Kakashi ricane, ravi du retour à la normale. Iruka, assit au
bureau des missions secoue la tête, affligé de l’attitude de ses élèves.
-Tu crois que ça ira ? Vous êtes à peine remis de votre
dernière mission.
-Ca iras Maman Iruka, plaisante Kakashi.
-Gamin, grommelle le brun. Soyez prudent.
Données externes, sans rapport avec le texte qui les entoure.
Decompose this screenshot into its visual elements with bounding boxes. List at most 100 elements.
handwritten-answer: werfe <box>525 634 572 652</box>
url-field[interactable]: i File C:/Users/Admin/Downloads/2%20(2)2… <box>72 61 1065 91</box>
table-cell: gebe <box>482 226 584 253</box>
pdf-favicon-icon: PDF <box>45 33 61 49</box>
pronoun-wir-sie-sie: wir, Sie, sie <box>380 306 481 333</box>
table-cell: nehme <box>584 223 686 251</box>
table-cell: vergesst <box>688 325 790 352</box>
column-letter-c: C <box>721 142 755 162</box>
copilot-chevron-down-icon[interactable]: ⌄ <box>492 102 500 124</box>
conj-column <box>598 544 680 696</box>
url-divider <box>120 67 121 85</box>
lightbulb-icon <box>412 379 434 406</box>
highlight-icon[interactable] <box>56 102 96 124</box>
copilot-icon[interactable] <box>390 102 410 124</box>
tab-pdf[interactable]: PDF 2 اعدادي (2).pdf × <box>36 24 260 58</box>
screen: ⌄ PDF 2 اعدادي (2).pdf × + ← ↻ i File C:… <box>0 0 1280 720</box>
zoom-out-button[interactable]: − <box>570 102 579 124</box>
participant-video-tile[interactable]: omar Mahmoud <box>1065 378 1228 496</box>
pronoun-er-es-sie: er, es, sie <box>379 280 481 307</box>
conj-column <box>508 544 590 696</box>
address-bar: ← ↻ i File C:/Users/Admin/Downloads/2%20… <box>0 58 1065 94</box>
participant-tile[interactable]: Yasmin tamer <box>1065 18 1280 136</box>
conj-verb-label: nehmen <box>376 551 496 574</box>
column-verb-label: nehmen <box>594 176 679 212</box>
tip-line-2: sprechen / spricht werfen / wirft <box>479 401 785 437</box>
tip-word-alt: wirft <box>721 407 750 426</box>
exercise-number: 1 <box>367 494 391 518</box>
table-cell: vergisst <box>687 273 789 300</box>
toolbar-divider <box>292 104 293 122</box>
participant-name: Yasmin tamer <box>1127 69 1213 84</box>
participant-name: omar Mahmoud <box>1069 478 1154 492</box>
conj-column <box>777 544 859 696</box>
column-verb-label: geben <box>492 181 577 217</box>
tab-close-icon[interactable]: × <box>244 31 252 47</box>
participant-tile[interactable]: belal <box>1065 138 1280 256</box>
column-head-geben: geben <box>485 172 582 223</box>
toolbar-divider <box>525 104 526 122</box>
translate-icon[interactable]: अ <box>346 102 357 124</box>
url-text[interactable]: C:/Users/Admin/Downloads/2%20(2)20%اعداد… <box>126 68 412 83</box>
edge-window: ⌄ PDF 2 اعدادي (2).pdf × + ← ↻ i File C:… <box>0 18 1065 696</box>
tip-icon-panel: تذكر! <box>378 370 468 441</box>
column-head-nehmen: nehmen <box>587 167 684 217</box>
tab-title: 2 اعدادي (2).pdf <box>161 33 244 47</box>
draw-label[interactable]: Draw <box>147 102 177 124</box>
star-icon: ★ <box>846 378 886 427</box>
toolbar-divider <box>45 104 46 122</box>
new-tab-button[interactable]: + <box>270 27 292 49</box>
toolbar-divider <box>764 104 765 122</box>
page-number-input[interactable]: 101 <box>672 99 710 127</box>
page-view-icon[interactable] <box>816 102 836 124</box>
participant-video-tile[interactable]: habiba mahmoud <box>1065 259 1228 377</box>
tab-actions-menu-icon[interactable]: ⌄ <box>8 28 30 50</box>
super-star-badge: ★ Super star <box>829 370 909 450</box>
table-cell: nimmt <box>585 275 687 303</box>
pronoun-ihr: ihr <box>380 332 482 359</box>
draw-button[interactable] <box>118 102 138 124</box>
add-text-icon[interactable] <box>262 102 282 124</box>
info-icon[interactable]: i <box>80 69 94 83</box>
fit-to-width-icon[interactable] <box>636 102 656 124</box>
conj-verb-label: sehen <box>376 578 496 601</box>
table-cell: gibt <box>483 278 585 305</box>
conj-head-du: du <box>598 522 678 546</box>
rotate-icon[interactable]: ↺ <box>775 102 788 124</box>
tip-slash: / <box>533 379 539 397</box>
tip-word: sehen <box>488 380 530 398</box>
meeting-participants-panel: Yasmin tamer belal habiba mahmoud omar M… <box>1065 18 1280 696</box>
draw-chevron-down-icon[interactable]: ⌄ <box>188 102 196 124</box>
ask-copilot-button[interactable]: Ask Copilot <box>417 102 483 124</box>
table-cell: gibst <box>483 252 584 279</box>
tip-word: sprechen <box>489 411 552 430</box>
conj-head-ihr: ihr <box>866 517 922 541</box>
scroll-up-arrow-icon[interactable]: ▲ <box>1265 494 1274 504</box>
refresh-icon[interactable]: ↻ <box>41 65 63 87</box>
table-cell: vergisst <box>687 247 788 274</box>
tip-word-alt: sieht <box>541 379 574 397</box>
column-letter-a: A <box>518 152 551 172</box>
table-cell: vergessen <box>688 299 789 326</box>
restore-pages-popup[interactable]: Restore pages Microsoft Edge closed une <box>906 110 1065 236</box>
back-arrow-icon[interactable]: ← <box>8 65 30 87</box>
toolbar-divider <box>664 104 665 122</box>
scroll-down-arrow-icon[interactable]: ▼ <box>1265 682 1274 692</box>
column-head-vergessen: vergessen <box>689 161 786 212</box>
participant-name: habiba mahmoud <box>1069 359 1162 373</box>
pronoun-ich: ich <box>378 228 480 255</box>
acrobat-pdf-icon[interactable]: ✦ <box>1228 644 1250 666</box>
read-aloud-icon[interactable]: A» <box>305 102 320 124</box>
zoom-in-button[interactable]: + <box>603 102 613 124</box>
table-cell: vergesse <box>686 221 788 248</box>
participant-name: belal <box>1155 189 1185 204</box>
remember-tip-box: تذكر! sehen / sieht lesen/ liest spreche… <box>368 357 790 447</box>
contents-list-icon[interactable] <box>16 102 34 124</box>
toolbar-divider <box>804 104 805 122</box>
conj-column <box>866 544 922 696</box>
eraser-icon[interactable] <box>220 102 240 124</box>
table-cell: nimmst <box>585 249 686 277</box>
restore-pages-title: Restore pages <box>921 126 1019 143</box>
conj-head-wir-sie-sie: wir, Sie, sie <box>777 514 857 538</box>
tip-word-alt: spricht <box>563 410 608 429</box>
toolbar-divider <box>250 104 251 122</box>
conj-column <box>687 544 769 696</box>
-A demain, lance Kakashi en se redressant.
Il sort du bâtiment officiel, l’ordre de mission à la main et
le lit attentivement avant de lever le nez vers le ciel, aussi bleu que les
yeux de Naruto. Il fait beau dehors, mais il resserre quand même l’écharpe
rouge qu’il porte autour du cou. Celle qu’Iruka lui a ramenée alors qu’il était
à l’hôpital et qui était avant la ceinture de Shirayuki. Il sourit, puis baisse
les yeux sur Sakura, en train d’étrangler Naruto.
-Sakura ! N’abîme pas Naruto, on en a besoin !
-Mais c’est lui qui a commencé ! Proteste la fille aux
cheveux roses.
-Sasuke ?
-Ils sont aussi responsable l’un que l’autre, répond le
petit brun.
-Sasuke ! S’exclament ses camarades avant de
recommencer à se chamailler.
Kakashi sourit et leurs ébouriffes les cheveux tour à tour.
Il fait vraiment chaud en ce moment.